Bobbie Burnham, assistant commissioner with the Minnesota Department of Education, said last week that the draft was never meant to be a comprehensive list of required subjects. Instead, she said, it was "just a reflection of the work done as of December 1."
"Rest assured that historical U.S. and world events like World War II and the Holocaust are being taught in Minnesota schools, and will continue to be taught," she said.
Many of the benchmarks that did make the first draft expand on the current standards, adding references to groups of people or ideas or tying them to current events.

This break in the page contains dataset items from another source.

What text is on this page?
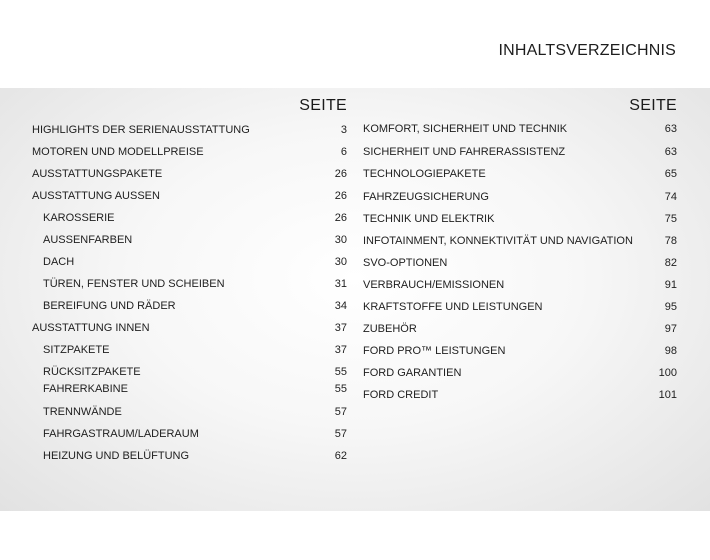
INHALTSVERZEICHNIS
SEITE
HIGHLIGHTS DER SERIENAUSSTATTUNG	3
MOTOREN UND MODELLPREISE	6
AUSSTATTUNGSPAKETE	26
AUSSTATTUNG AUSSEN	26
KAROSSERIE	26
AUSSENFARBEN	30
DACH	30
TÜREN, FENSTER UND SCHEIBEN	31
BEREIFUNG UND RÄDER	34
AUSSTATTUNG INNEN	37
SITZPAKETE	37
RÜCKSITZPAKETE	55
FAHRERKABINE	55
TRENNWÄNDE	57
FAHRGASTRAUM/LADERAUM	57
HEIZUNG UND BELÜFTUNG	62
SEITE
KOMFORT, SICHERHEIT UND TECHNIK	63
SICHERHEIT UND FAHRERASSISTENZ	63
TECHNOLOGIEPAKETE	65
FAHRZEUGSICHERUNG	74
TECHNIK UND ELEKTRIK	75
INFOTAINMENT, KONNEKTIVITÄT UND NAVIGATION	78
SVO-OPTIONEN	82
VERBRAUCH/EMISSIONEN	91
KRAFTSTOFFE UND LEISTUNGEN	95
ZUBEHÖR	97
FORD PRO™ LEISTUNGEN	98
FORD GARANTIEN	100
FORD CREDIT	101
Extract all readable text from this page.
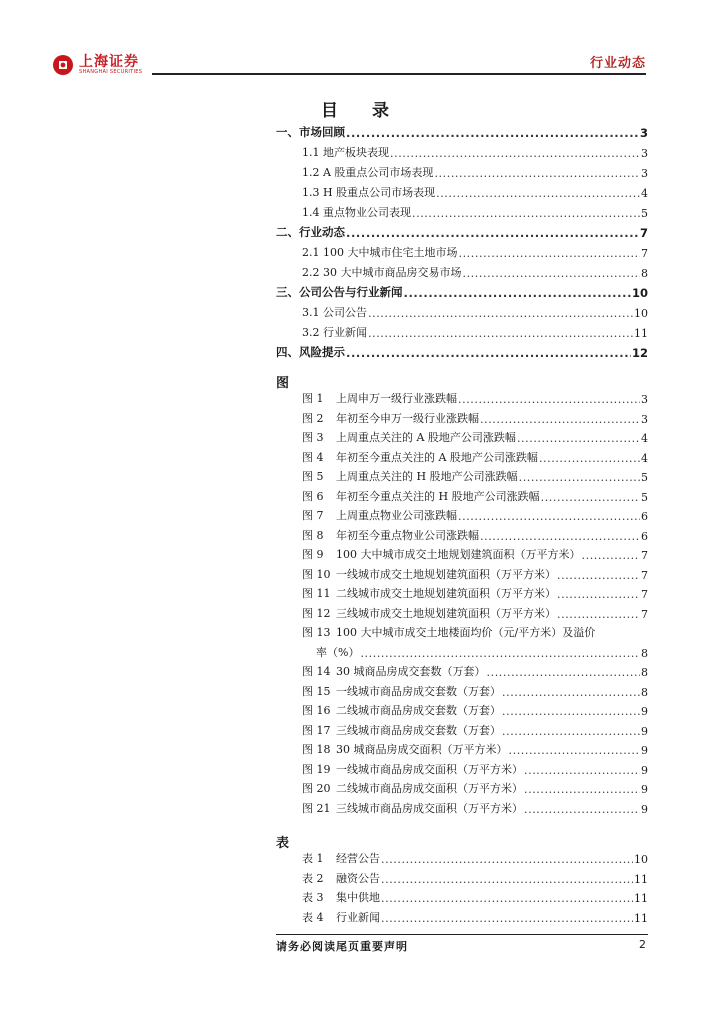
上海证券
SHANGHAI SECURITIES
行业动态
目 录
一、市场回顾 .....	3
1.1 地产板块表现 .....	3
1.2 A 股重点公司市场表现 .....	3
1.3 H 股重点公司市场表现 .....	4
1.4 重点物业公司表现 .....	5
二、行业动态 .....	7
2.1 100 大中城市住宅土地市场 .....	7
2.2 30 大中城市商品房交易市场 .....	8
三、公司公告与行业新闻 .....	10
3.1 公司公告 .....	10
3.2 行业新闻 .....	11
四、风险提示 .....	12
图
图 1 上周申万一级行业涨跌幅 .....	3
图 2 年初至今申万一级行业涨跌幅 .....	3
图 3 上周重点关注的 A 股地产公司涨跌幅 .....	4
图 4 年初至今重点关注的 A 股地产公司涨跌幅 .....	4
图 5 上周重点关注的 H 股地产公司涨跌幅 .....	5
图 6 年初至今重点关注的 H 股地产公司涨跌幅 .....	5
图 7 上周重点物业公司涨跌幅 .....	6
图 8 年初至今重点物业公司涨跌幅 .....	6
图 9 100 大中城市成交土地规划建筑面积（万平方米） .....	7
图 10 一线城市成交土地规划建筑面积（万平方米） .....	7
图 11 二线城市成交土地规划建筑面积（万平方米） .....	7
图 12 三线城市成交土地规划建筑面积（万平方米） .....	7
图 13 100 大中城市成交土地楼面均价（元/平方米）及溢价
率（%） .....	8
图 14 30 城商品房成交套数（万套） .....	8
图 15 一线城市商品房成交套数（万套） .....	8
图 16 二线城市商品房成交套数（万套） .....	9
图 17 三线城市商品房成交套数（万套） .....	9
图 18 30 城商品房成交面积（万平方米） .....	9
图 19 一线城市商品房成交面积（万平方米） .....	9
图 20 二线城市商品房成交面积（万平方米） .....	9
图 21 三线城市商品房成交面积（万平方米） .....	9
表
表 1 经营公告 .....	10
表 2 融资公告 .....	11
表 3 集中供地 .....	11
表 4 行业新闻 .....	11
请务必阅读尾页重要声明	2
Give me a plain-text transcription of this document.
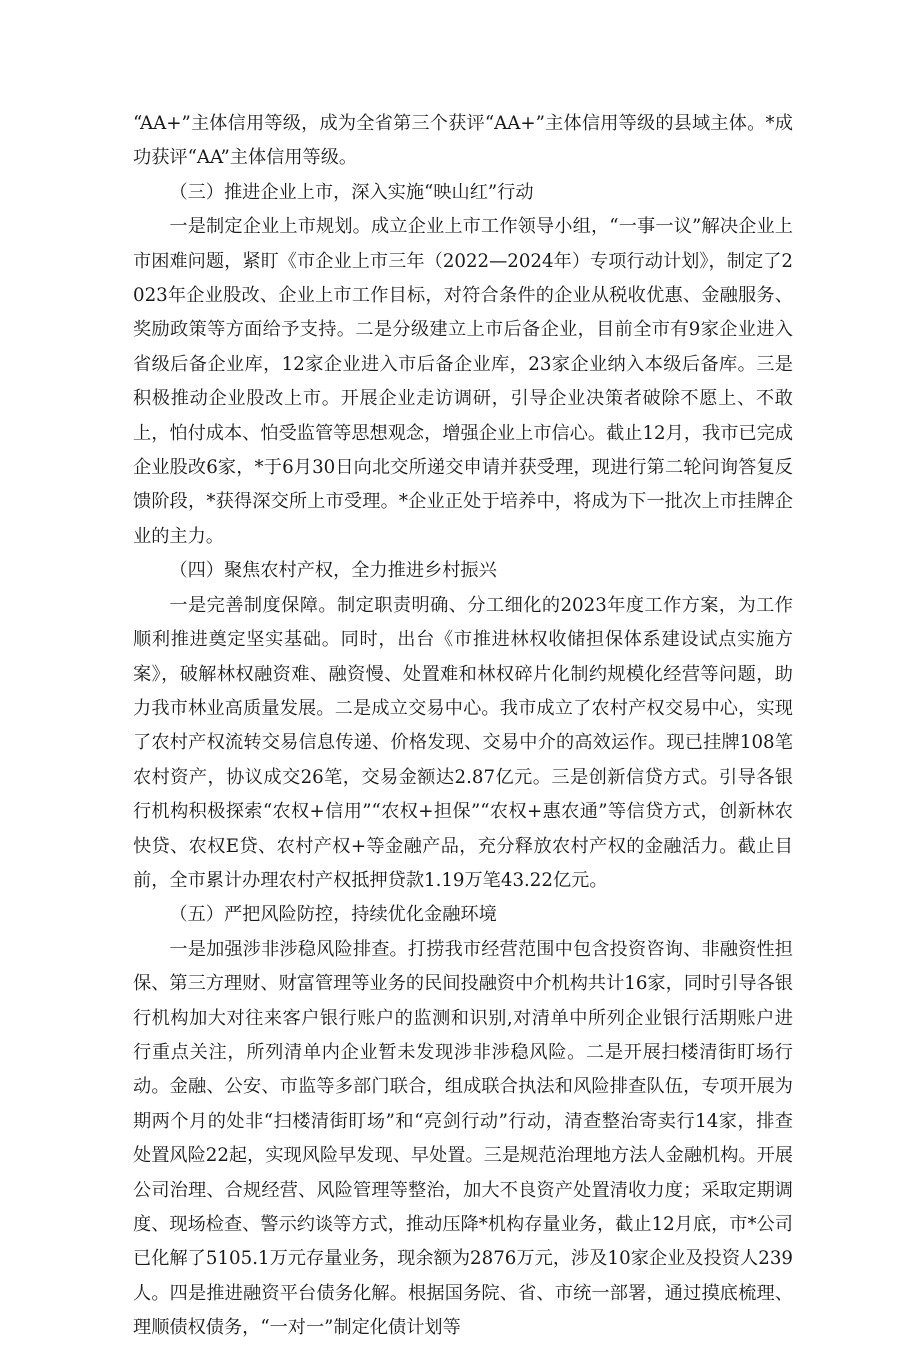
“AA+”主体信用等级，成为全省第三个获评“AA+”主体信用等级的县域主体。*成功获评“AA”主体信用等级。

（三）推进企业上市，深入实施“映山红”行动

一是制定企业上市规划。成立企业上市工作领导小组，“一事一议”解决企业上市困难问题，紧盯《市企业上市三年（2022—2024年）专项行动计划》，制定了2023年企业股改、企业上市工作目标，对符合条件的企业从税收优惠、金融服务、奖励政策等方面给予支持。二是分级建立上市后备企业，目前全市有9家企业进入省级后备企业库，12家企业进入市后备企业库，23家企业纳入本级后备库。三是积极推动企业股改上市。开展企业走访调研，引导企业决策者破除不愿上、不敢上，怕付成本、怕受监管等思想观念，增强企业上市信心。截止12月，我市已完成企业股改6家，*于6月30日向北交所递交申请并获受理，现进行第二轮问询答复反馈阶段，*获得深交所上市受理。*企业正处于培养中，将成为下一批次上市挂牌企业的主力。

（四）聚焦农村产权，全力推进乡村振兴

一是完善制度保障。制定职责明确、分工细化的2023年度工作方案，为工作顺利推进奠定坚实基础。同时，出台《市推进林权收储担保体系建设试点实施方案》，破解林权融资难、融资慢、处置难和林权碎片化制约规模化经营等问题，助力我市林业高质量发展。二是成立交易中心。我市成立了农村产权交易中心，实现了农村产权流转交易信息传递、价格发现、交易中介的高效运作。现已挂牌108笔农村资产，协议成交26笔，交易金额达2.87亿元。三是创新信贷方式。引导各银行机构积极探索“农权+信用”“农权+担保”“农权+惠农通”等信贷方式，创新林农快贷、农权E贷、农村产权+等金融产品，充分释放农村产权的金融活力。截止目前，全市累计办理农村产权抵押贷款1.19万笔43.22亿元。

（五）严把风险防控，持续优化金融环境

一是加强涉非涉稳风险排查。打捞我市经营范围中包含投资咨询、非融资性担保、第三方理财、财富管理等业务的民间投融资中介机构共计16家，同时引导各银行机构加大对往来客户银行账户的监测和识别,对清单中所列企业银行活期账户进行重点关注，所列清单内企业暂未发现涉非涉稳风险。二是开展扫楼清街盯场行动。金融、公安、市监等多部门联合，组成联合执法和风险排查队伍，专项开展为期两个月的处非“扫楼清街盯场”和“亮剑行动”行动，清查整治寄卖行14家，排查处置风险22起，实现风险早发现、早处置。三是规范治理地方法人金融机构。开展公司治理、合规经营、风险管理等整治，加大不良资产处置清收力度；采取定期调度、现场检查、警示约谈等方式，推动压降*机构存量业务，截止12月底，市*公司已化解了5105.1万元存量业务，现余额为2876万元，涉及10家企业及投资人239人。四是推进融资平台债务化解。根据国务院、省、市统一部署，通过摸底梳理、理顺债权债务，“一对一”制定化债计划等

Ninth-graders studying the post-U.S. Civil War era of Reconstruction, for example, would study the 13th, 14th and 15th amendments to the Constitution — and consider how historical efforts to disenfranchise Black people freed from slavery are linked to ongoing discrimination and inequities in U.S. society. Fifth-graders would learn to discuss historical events from the perspectives of who benefited — and who was left out. First-graders would learn about how to recognize stereotypes, biases and discrimination, and about how people have advocated against those problems through social justice movements.
Demetria Poe, a kindergarten teacher in the Osseo school district and a member of the standards committee, said those kinds of additions are a big part of why she joined the standards committee. In the past, she said, people of color were often asked only to give their stamp of approval toward the end of the process, if they were included at all. Poe said changes need to be made so students feel valued and can see the experiences of many groups as valid parts of history and the present.
"We are building the future," she said, "and if we're not giving them the tools and we expect them to build something better — that's not realistic."
The standards committee will meet next on March 25 in a virtual meeting that will also be livestreamed for the public. The group expects to release a second draft of proposed standards later this spring.